Unlike Reagan, Clinton or George W. Bush, President Obama has yet to offer the country a consistent and compelling unified field theory, or a central thematic that gives voters a framework to digest his policies. Reagan was a sunny faced cold warrior bent on taming government and the Russians to unleash America's force for good into the world as captured by his 1984 "Morning in America" ad. Bill Clinton was "focused like a laser beam" on "the economy, stupid" and after 9/11 George W. Bush was just "fightin' terror."
Two, very obvious things: first, "Morning in America" and "It's the economy, stupid" aren't "unified field theories" as much as they are catchy political slogans. That said, Obama actually has laid down a theory of his presidency, in the form of a speech he gave at Georgetown last spring. Riffing off of a common phrase in his rhetoric, Obama pledged to build a "new foundation" for future growth:
There is a parable at the end of the Sermon on the Mount that tells the story of two men. The first built his house on a pile of sand, and it was destroyed as soon as the storm hit. But the second is known as the wise man, for when "…the rain descended, and the floods came, and the winds blew, and beat upon that house. … It fell not: for it was founded upon a rock."
We cannot rebuild this economy on the same pile of sand. We must build our house upon a rock. We must lay a new foundation for growth and prosperity -- a foundation that will move us from an era of borrow and spend to one where we save and invest; where we consume less at home and send more exports abroad.
It's a foundation built upon five pillars that will grow our economy and make this new century another American century: new rules for Wall Street that will reward drive and innovation; new investments in education that will make our workforce more skilled and competitive; new investments in renewable energy and technology that will create new jobs and industries; new investments in health care that will cut costs for families and businesses; and new savings in our federal budget that will bring down the debt for future generations.
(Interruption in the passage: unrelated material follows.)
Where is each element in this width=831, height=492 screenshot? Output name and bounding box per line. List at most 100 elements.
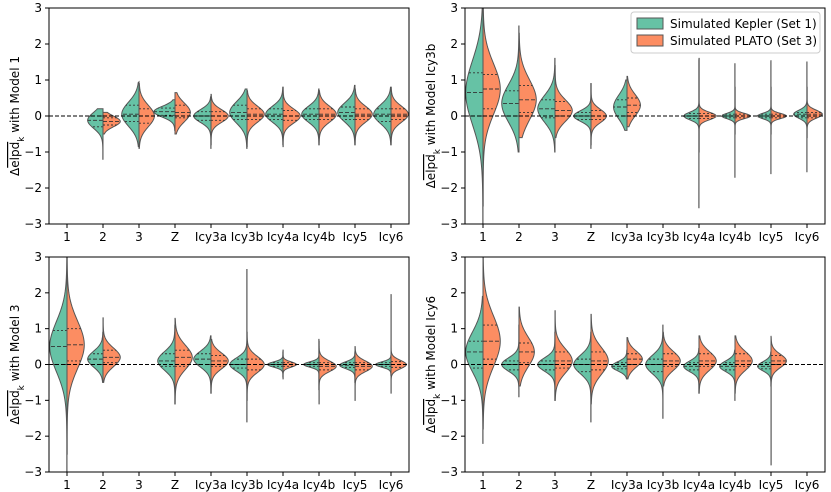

That is the new foundation we must build. That must be our future -- and my Administration's policies are designed to achieve that future.
It might not work as a political slogan, but like Kennedy's New Frontier or Johnson's Great Society, it gives the public an idea of what Obama is aiming for in his presidency. To put another bullet in this undead narrative, the problem isn't that Obama lacks a unified message or that he has "too many" accomplishments -- and honestly, only a Democratic strategist would complain that the president has been too successful -- but that the economy is sluggish, and people don't actually give a shit about rhetoric when money is tight and their homes are a bad month away from foreclosure.
Put another way, if unemployment were at 6 percent, Obama would be wildly popular and the chattering class would be eager to praise his administration for its excellent messaging and effective communication skills. As it stands, the economy isn't doing too well, and so Obama seems more tone-deaf than he actually is (most of the time).